Kosovo v Haiti was the first international match involving the Kosovar national football team to be recognised by FIFA, and the first to take place within Kosovo. The match was an international friendly between representative teams from Kosovo and Haiti.

==Background==
FIFA were lobbied by several prominent Kosovar football personalities including Albania captain Lorik Cana to allow the national team to play against FIFA member associations. Initially, FIFA only allowed Kosovo to play games against FIFA member associations at youth and amateur level, as well as ladies football. In January 2014, later allowed Kosovo to play games against FIFA member associations at full international. Kosovo organised a friendly against Haiti for March 2014.

At the time of the game, Haiti were ranked 79th by FIFA in the FIFA Ranking System. Kosovo were not ranked as they were not a member association of FIFA.

Kosovo's President Atifete Jahjaga and Prime Minister Hashim Thaci were both in attendance.

The game was also Frenchman Marc Collat's first in charge of the Haiti national team.

Several players who had played for other countries had chosen to represent the Kosovo national team.

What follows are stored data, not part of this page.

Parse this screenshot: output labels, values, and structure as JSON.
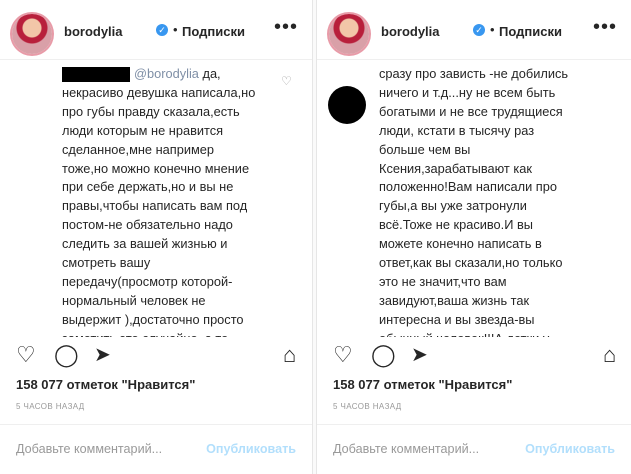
{
  "left": {
    "username": "borodylia",
    "verified": "✓",
    "follow_label": "Подписки",
    "mention": "@borodylia",
    "comment": " да,\nнекрасиво девушка написала,но\nпро губы правду сказала,есть\nлюди которым не нравится\nсделанное,мне например\nтоже,но можно конечно мнение\nпри себе держать,но и вы не\nправы,чтобы написать вам под\nпостом-не обязательно надо\nследить за вашей жизнью и\nсмотреть вашу\nпередачу(просмотр которой-\nнормальный человек не\nвыдержит ),достаточно просто\nзаметить это случайно ,а то\nсразу про зависть -не добились",
    "likes": "158 077 отметок \"Нравится\"",
    "time": "5 часов назад",
    "comment_placeholder": "Добавьте комментарий...",
    "publish_label": "Опубликовать"
  },
  "right": {
    "username": "borodylia",
    "verified": "✓",
    "follow_label": "Подписки",
    "comment": "сразу про зависть -не добились\nничего и т.д...ну не всем быть\nбогатыми и не все трудящиеся\nлюди, кстати в тысячу раз\nбольше чем вы\nКсения,зарабатывают как\nположенно!Вам написали про\nгубы,а вы уже затронули\nвсё.Тоже не красиво.И вы\nможете конечно написать в\nответ,как вы сказали,но только\nэто не значит,что вам\nзавидуют,ваша жизнь так\nинтересна и вы звезда-вы\nобычный человек!!!А детки у",
    "likes": "158 077 отметок \"Нравится\"",
    "time": "5 часов назад",
    "comment_placeholder": "Добавьте комментарий...",
    "publish_label": "Опубликовать"
  },
  "icons": {
    "more": "more-icon",
    "like": "heart-icon",
    "comment": "comment-icon",
    "share": "share-icon",
    "save": "bookmark-icon",
    "comment_like": "small-heart-icon"
  },
  "colors": {
    "text": "#262626",
    "muted": "#999999",
    "verified": "#3897f0",
    "publish_disabled": "#b2dffc"
  }
}
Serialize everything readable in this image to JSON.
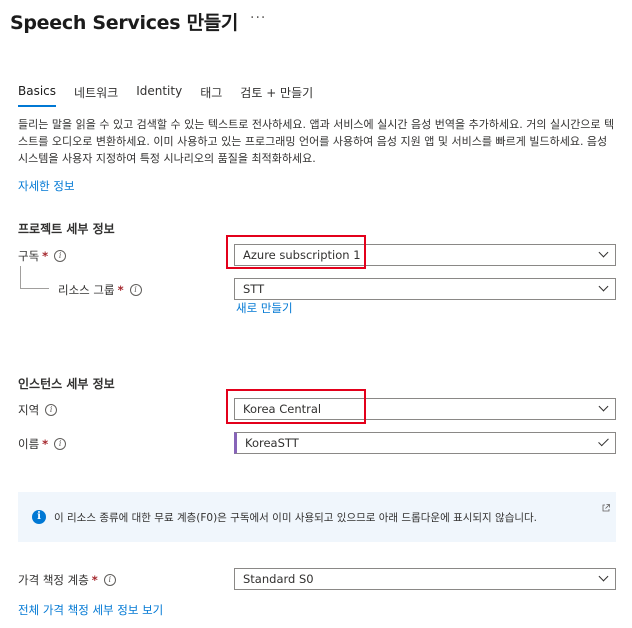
{
  "header": {
    "title": "Speech Services 만들기",
    "more": "···"
  },
  "tabs": [
    {
      "label": "Basics"
    },
    {
      "label": "네트워크"
    },
    {
      "label": "Identity"
    },
    {
      "label": "태그"
    },
    {
      "label": "검토 + 만들기"
    }
  ],
  "description": "들리는 말을 읽을 수 있고 검색할 수 있는 텍스트로 전사하세요. 앱과 서비스에 실시간 음성 번역을 추가하세요. 거의 실시간으로 텍스트를 오디오로 변환하세요. 이미 사용하고 있는 프로그래밍 언어를 사용하여 음성 지원 앱 및 서비스를 빠르게 빌드하세요. 음성 시스템을 사용자 지정하여 특정 시나리오의 품질을 최적화하세요.",
  "learn_more": "자세한 정보",
  "project": {
    "header": "프로젝트 세부 정보",
    "subscription": {
      "label": "구독",
      "required": "*",
      "value": "Azure subscription 1"
    },
    "resource_group": {
      "label": "리소스 그룹",
      "required": "*",
      "value": "STT",
      "create_new": "새로 만들기"
    }
  },
  "instance": {
    "header": "인스턴스 세부 정보",
    "region": {
      "label": "지역",
      "value": "Korea Central"
    },
    "name": {
      "label": "이름",
      "required": "*",
      "value": "KoreaSTT"
    }
  },
  "banner": {
    "text": "이 리소스 종류에 대한 무료 계층(F0)은 구독에서 이미 사용되고 있으므로 아래 드롭다운에 표시되지 않습니다."
  },
  "pricing": {
    "label": "가격 책정 계층",
    "required": "*",
    "value": "Standard S0",
    "details_link": "전체 가격 책정 세부 정보 보기"
  },
  "colors": {
    "accent": "#0078d4",
    "highlight": "#e3001b",
    "required": "#a4262c",
    "banner_bg": "#f0f6fc"
  }
}
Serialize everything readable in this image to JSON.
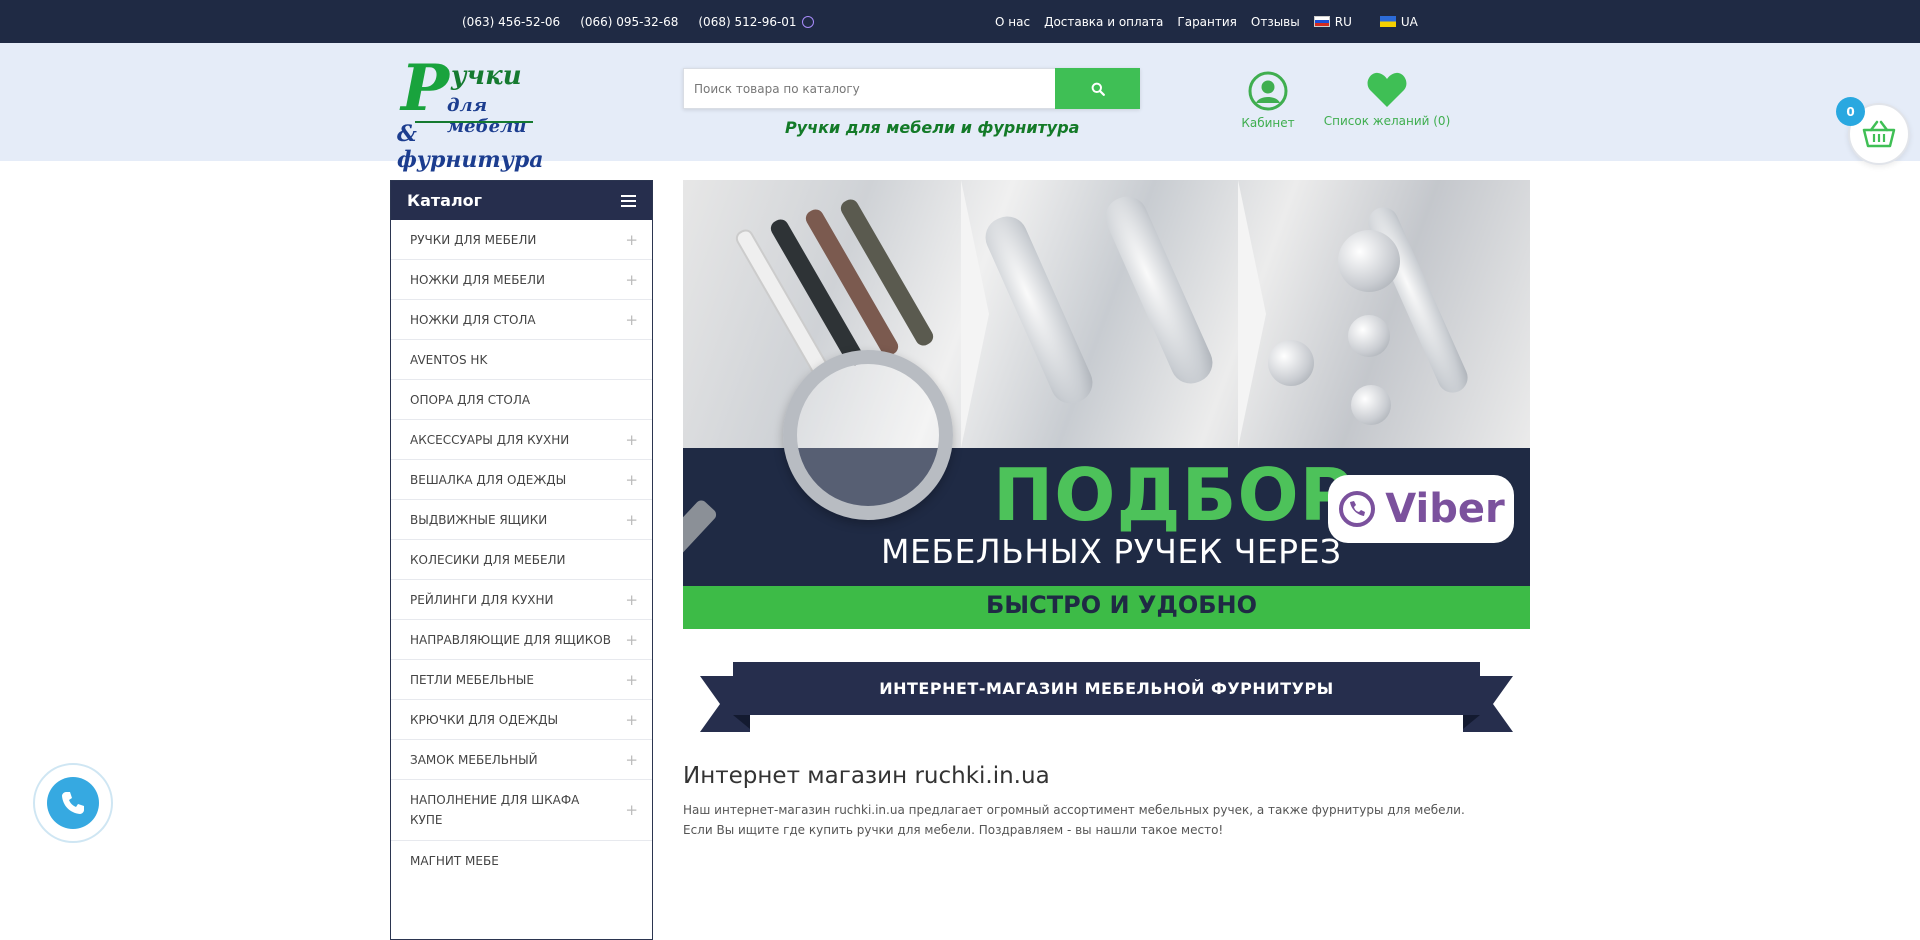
{
  "topbar": {
    "phones": [
      "(063) 456-52-06",
      "(066) 095-32-68",
      "(068) 512-96-01"
    ],
    "nav": [
      "О нас",
      "Доставка и оплата",
      "Гарантия",
      "Отзывы"
    ],
    "lang_ru": "RU",
    "lang_ua": "UA"
  },
  "header": {
    "logo": {
      "r": "Р",
      "line1": "учки",
      "line2": "для мебели",
      "line3": "& фурнитура"
    },
    "search_placeholder": "Поиск товара по каталогу",
    "tagline": "Ручки для мебели и фурнитура",
    "cabinet_label": "Кабинет",
    "wishlist_label": "Список желаний (0)",
    "cart_count": "0"
  },
  "catalog": {
    "title": "Каталог",
    "items": [
      {
        "label": "РУЧКИ ДЛЯ МЕБЕЛИ",
        "plus": "+"
      },
      {
        "label": "НОЖКИ ДЛЯ МЕБЕЛИ",
        "plus": "+"
      },
      {
        "label": "НОЖКИ ДЛЯ СТОЛА",
        "plus": "+"
      },
      {
        "label": "AVENTOS HK",
        "plus": ""
      },
      {
        "label": "ОПОРА ДЛЯ СТОЛА",
        "plus": ""
      },
      {
        "label": "АКСЕССУАРЫ ДЛЯ КУХНИ",
        "plus": "+"
      },
      {
        "label": "ВЕШАЛКА ДЛЯ ОДЕЖДЫ",
        "plus": "+"
      },
      {
        "label": "ВЫДВИЖНЫЕ ЯЩИКИ",
        "plus": "+"
      },
      {
        "label": "КОЛЕСИКИ ДЛЯ МЕБЕЛИ",
        "plus": ""
      },
      {
        "label": "РЕЙЛИНГИ ДЛЯ КУХНИ",
        "plus": "+"
      },
      {
        "label": "НАПРАВЛЯЮЩИЕ ДЛЯ ЯЩИКОВ",
        "plus": "+"
      },
      {
        "label": "ПЕТЛИ МЕБЕЛЬНЫЕ",
        "plus": "+"
      },
      {
        "label": "КРЮЧКИ ДЛЯ ОДЕЖДЫ",
        "plus": "+"
      },
      {
        "label": "ЗАМОК МЕБЕЛЬНЫЙ",
        "plus": "+"
      },
      {
        "label": "НАПОЛНЕНИЕ ДЛЯ ШКАФА КУПЕ",
        "plus": "+"
      },
      {
        "label": "МАГНИТ МЕБЕ",
        "plus": ""
      }
    ]
  },
  "banner": {
    "title": "ПОДБОР",
    "subtitle": "МЕБЕЛЬНЫХ РУЧЕК ЧЕРЕЗ",
    "fast": "БЫСТРО И УДОБНО",
    "viber": "Viber"
  },
  "ribbon_text": "ИНТЕРНЕТ-МАГАЗИН МЕБЕЛЬНОЙ ФУРНИТУРЫ",
  "content": {
    "title": "Интернет магазин ruchki.in.ua",
    "p1": "Наш интернет-магазин ruchki.in.ua предлагает огромный ассортимент мебельных ручек, а также фурнитуры для мебели.",
    "p2": "Если Вы ищите где купить ручки для мебели. Поздравляем - вы нашли такое место!"
  },
  "colors": {
    "navy": "#1f2a44",
    "green": "#3fbf55",
    "cart_badge": "#29a8e0",
    "phone_fab": "#36a9e1"
  }
}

Albanian international goalkeeper Samir Ujkani chose to accept a call-up, as did Finnish international Lum Rexhepi, Norwegian international Ardian Gashi and Swiss international Albert Bunjaku.

== Match details ==

Kosovo 0-0 Haiti

| Starting line-up | Starting line-up |
| * Samir Ujkani * Loret Sadiku * Avni Pepa * Fanol Perdedaj * Kristian Nushi * Shpëtim Hasani * Enis Alushi * Ardian Gashi * Anel Rashkaj * Ilir Azemi * Albert Bunjaku | * Dominique Jean-Zéphirin * Mechack Jérôme * Wilde-Donald Guerrier * Soni Mustivar * Frantz Bertin * Rénald Metelus * Kervens Belfort * Jean-Eudes Maurice * Kevin Lafrance * Gary Ambroise * Duckens Nazon |
| Substitute appearances | Substitute appearances |
| * Lum Rexhepi * Liridon Krasniqi * Zymer Bytyqi * Faton Toski * Flamur Kastrati | * Jean-François James * Jean Sony Alcénat * Stéphane Lambese * Fabien Vorbe |
| Head coach | Head coach |
| Albert Bunjaki | Marc Collat |

Source:

- Match Officials

- Referee: SUI Stephan Klossner
- Assistant Referee 1: SUI Vital Jobin
- Assistant Referee 2: SUI Stephane Almeida
- Fourth Official: SUI Fedayi San

==Aftermath==
Following the game, the Football Association of Kosovo announced that "Kosovo football has finally broken perennial isolation" and re-iterated their desire to join FIFA in the future. Following the game, the Football Association of Serbia (FSS) wrote to FIFA asking them to reverse their decision on allowing Kosovo to play international games. The FSS complained that Kosovo's players were wearing national symbols on the shirts, that the crowd were chanting anti-Serb songs and that Serbian flags had been burned outside of the ground, and that football was being used political purposes to promote Kosovo as an independent state.